İnanmıyorum ben buna. Yani aralarında bir izin sorunu yaşandığına.

Haluk Bilginer kimdir?

İngiltere’de de oyunculuk yapmış bir sanatçı. Yani mahalle esnafından Haluk Efendi değil. Ne zihniyet olarak, ne de çevresi itibarıyla. Sevgilisinin şarkıcı oluşunu ayıplayacak dar görüşlü insanlar arasında sürdürmüyor hayatını.

Peki Aşkın Nur Yengi kimdir?

Bu memleketin sayılı iyi şarkıcılarından biri. Yani pavyonda konsomatris değil. Ki kendisini bu hayattan çekecek birini bulunca kıçını kırıp evinde otursun.

Aman ha!

Yanlış anlamayın, konsomatrislere bir sözüm yok. Hatta fazladan bir sempatim var onlara karşı. Hiç rencide etmek istemem.

Ayrıca iş iştir. Ama kendimizi kandırmayalım. Pek de heves edilecek, idealleri süsleyen, mecbur kalmadan da yapılacak bir şey değildir. Kızınızın seçmesini ister misiniz mesela?

*

Neyse, konuyu dağıtmayalım...

Diyeceğim, Haluk Bilginer’in Aşkın Nur Yengi’ye sahne yasağı koyduğuna inanmıyorum...

Öyle bir eğilimi olsa Zuhal Olcay’a da yapardı aynı şeyi.

Aksi halde durum, iki ucu pislikli değnek. Ya Zuhal Olcay’ı kadın yerine koymuyordu, ya da Aşkın Nur Yengi’yi hakiki sanatçı saymıyor.

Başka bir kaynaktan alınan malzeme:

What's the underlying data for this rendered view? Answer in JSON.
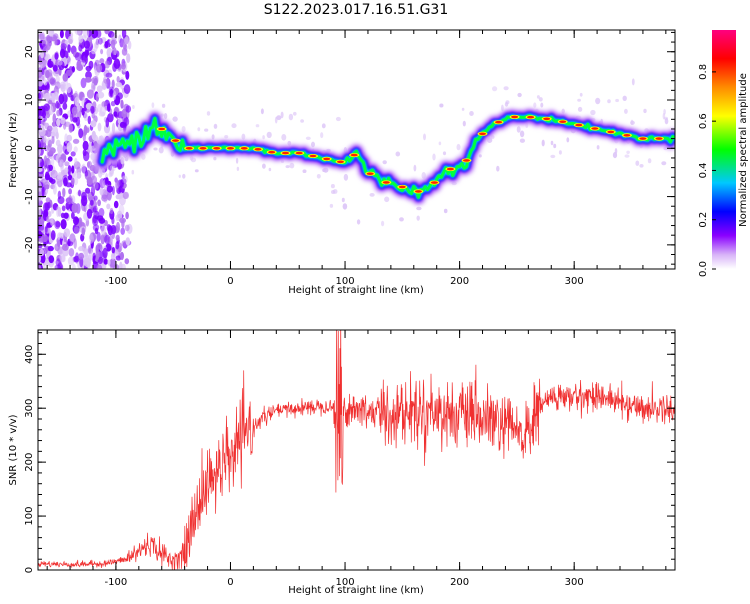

Ki ikisi de olamaz. Katiyen konduramam.

Netice olarak ne Haluk Bilginer’e bu yasağı getirecek zihniyeti, ne de Aşkın Nur Yengi’ye bu durumu kabulü yakıştırırım.

Bizim medyanın uydurması olmasına razıyım. Biz inandırıcılığımızı kaybedelim; yeter ki iki değerli sanatçı, çıktıkları yerlerden, sıradan kadın-erkeklere araba yolu yaratacak çağdışı davranışlara küt diye inmesinler.

Bu ne aşk dedikodusuna benzer ne başka şeye... Onların yerinde olsam bu iddiaları çok ciddiye alır, çıkar bir açıklama yaparım.

Gerçi söz konusu konserle yalanlamış sayılırlar ama, bir gün bile aralarında ‘yasak’ kelimesinin geçmediğini duymak isterim doğrusu. Hem bir kadın, hem de şarkı söyleyen biri olarak.

*

Ha şu da var tabii. Aşk bazen her şeyden vazgeçtirir insanı. Tahtını bırakanlar bile oldu. Ama ortada iki kişinin inisiyatifi dışında konmuş kurallar vardır; elinizin tersiyle itersiniz o kuralları, aşkı seçersiniz, herkes de alkışlar sizi... Bu başka bir şey.

Şunu söyleyeyim, Sezen Aksu hayatındaki erkeğe göre duruşunu değiştirdi mi hiç?.. Şarkı sözlerinden takip edebilirsiniz ancak duygularını. O kadar.

Ama Sibel Can gibi, duruma göre bir var bir yok olmayı seçtiyseniz bilmem. Gerçi o bile sonunda ‘Kararımı kendim veririm’ dedi. Bu vesileyle tebrik ediyorum kendisini.

Aşk geçer...

Sonra bir bakarsınız zaman da geçmiş.

Geçecek elbet.

Ama o arada kendinizden vazgeçmişseniz kötüdür. Çok kötü.

MIŞ-MUŞ

Müslüm Gürses metal söyleyecekmiş.

Esas hayranları kapısına gidip, ‘Yuvana dön baba!’ diye bağıracaklar yakında.

Demirel, ‘Özal Irak’a girdi de ben mi tuttum’ demiş.

Özlemişiz be!

Diyanet İşleri Başkanlığı ‘Evlatlıkla evlilik günah değil’ demiş.

Derdimiz buydu! Biri de çıkıp ayıp olmadığını söyledi mi tamamdır bu iş!